More importantly, employment and wage growth are facing downward pressure this year.
This will have a depressing effect on consumption, said CICC analysts in a research note, pointing to sagging growth in smartphone and car sales in China as evidence of more cautious consumer spending.
Chinese smartphone sales dropped 8 per cent in the third quarter of 2018 compared to the same period a year earlier, according to Counterpoint Research.
Canalys, another research company, estimated an even steeper decline of around 15 per cent in the same quarter. Last month, iPhone maker Apple issued its first revenue warning in nearly 12 years, citing weak Chinese demand.

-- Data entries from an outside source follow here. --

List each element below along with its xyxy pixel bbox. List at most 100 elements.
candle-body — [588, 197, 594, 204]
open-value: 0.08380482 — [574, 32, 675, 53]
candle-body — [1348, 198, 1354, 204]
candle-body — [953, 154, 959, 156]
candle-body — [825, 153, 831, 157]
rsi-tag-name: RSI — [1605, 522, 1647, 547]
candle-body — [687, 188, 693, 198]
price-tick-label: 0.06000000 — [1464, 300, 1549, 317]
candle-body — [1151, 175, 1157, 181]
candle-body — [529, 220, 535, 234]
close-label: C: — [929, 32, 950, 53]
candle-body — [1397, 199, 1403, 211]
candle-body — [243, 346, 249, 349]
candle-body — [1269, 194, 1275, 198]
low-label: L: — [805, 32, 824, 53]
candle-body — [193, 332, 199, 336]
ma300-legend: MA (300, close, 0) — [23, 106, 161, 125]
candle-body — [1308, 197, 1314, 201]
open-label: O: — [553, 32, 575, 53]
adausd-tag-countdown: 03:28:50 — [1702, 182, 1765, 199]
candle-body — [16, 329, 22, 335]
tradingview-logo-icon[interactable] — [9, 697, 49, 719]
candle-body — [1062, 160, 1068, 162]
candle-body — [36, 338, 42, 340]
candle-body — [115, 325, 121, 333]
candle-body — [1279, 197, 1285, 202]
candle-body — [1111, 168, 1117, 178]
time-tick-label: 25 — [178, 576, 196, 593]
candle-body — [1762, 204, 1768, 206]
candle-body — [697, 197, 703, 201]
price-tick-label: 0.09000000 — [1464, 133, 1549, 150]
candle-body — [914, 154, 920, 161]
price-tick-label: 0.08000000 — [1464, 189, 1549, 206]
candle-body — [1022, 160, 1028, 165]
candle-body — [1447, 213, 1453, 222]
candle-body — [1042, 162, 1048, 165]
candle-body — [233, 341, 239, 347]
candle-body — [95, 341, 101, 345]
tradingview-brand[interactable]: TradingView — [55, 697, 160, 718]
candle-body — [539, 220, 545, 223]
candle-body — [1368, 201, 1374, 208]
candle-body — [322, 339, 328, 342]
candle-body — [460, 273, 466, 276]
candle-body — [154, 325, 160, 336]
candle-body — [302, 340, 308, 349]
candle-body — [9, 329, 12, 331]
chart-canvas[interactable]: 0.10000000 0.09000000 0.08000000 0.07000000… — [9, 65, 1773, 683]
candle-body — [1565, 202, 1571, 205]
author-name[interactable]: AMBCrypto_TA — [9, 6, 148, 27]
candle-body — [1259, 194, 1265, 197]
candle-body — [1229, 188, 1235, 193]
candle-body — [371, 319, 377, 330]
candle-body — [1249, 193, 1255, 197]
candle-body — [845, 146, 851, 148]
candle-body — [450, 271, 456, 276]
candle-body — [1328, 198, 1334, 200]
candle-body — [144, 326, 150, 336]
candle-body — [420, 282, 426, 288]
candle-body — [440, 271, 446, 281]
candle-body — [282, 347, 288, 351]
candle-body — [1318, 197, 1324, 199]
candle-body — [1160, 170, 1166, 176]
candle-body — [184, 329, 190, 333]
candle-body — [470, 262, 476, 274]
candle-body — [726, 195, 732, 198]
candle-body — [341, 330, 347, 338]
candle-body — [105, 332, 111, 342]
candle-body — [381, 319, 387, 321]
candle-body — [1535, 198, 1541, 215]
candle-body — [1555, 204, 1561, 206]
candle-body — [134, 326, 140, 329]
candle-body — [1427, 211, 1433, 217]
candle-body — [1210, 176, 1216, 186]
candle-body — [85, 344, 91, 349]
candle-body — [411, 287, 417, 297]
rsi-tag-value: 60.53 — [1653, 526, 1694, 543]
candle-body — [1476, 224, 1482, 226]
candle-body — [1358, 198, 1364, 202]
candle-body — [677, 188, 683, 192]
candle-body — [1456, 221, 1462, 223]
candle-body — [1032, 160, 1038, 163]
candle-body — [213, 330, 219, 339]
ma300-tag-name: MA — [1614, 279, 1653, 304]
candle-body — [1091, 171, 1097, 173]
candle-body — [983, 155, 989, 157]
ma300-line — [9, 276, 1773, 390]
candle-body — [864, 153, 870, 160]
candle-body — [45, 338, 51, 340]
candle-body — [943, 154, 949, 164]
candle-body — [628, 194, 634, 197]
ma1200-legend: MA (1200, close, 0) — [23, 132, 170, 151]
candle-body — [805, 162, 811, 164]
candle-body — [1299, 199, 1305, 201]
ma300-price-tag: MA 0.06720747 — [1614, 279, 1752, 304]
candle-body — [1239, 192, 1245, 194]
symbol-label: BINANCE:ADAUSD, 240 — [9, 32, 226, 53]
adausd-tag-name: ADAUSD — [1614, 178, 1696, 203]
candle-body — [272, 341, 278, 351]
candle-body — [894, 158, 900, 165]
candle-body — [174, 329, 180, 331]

Car sales, a key indicator for Chinese consumption, also dropped last year for the first time in almost 30 years.
“Considering the deterioration of corporate profitability, the downward pressure on the real estate market, still uncertain external demand, and the decline in the growth rate of new service industries, pressure on employment in many industries this year cannot be ruled out, “the CICC analysts said.
Nomura analysts said current stimulus measures will not be sufficient and the government will need to do more to prevent a rapid deterioration in the economy.
“We believe Beijing will further ramp up its stimulus measures, although it currently seems reluctant to ease tightening measure in the property sector, leaving almost the entire onus on infrastructure investment. We believe deregulating the property markets in big cities is the key to unlocking a growth recovery,” said analysts from Nomura.
JP Morgan’s analysts forecast a significant value added tax cut, fiscal subsidies on home appliance and auto purchases as well as an expansion in government’s budget deficit target to be announced in the coming months to boost spending along with monetary policy moves to support lending, such as another bank reserve ratio cut early in the second quarter.
Given the continued headwinds created by the government campaign to reduce debt and risky lending in the economy, as well as the trade war with the United States, the government reportedly will set a growth target range of between 6 and 6.5 per cent for this year.
The growth target range will be released publicly at the National People’s Congress in early March.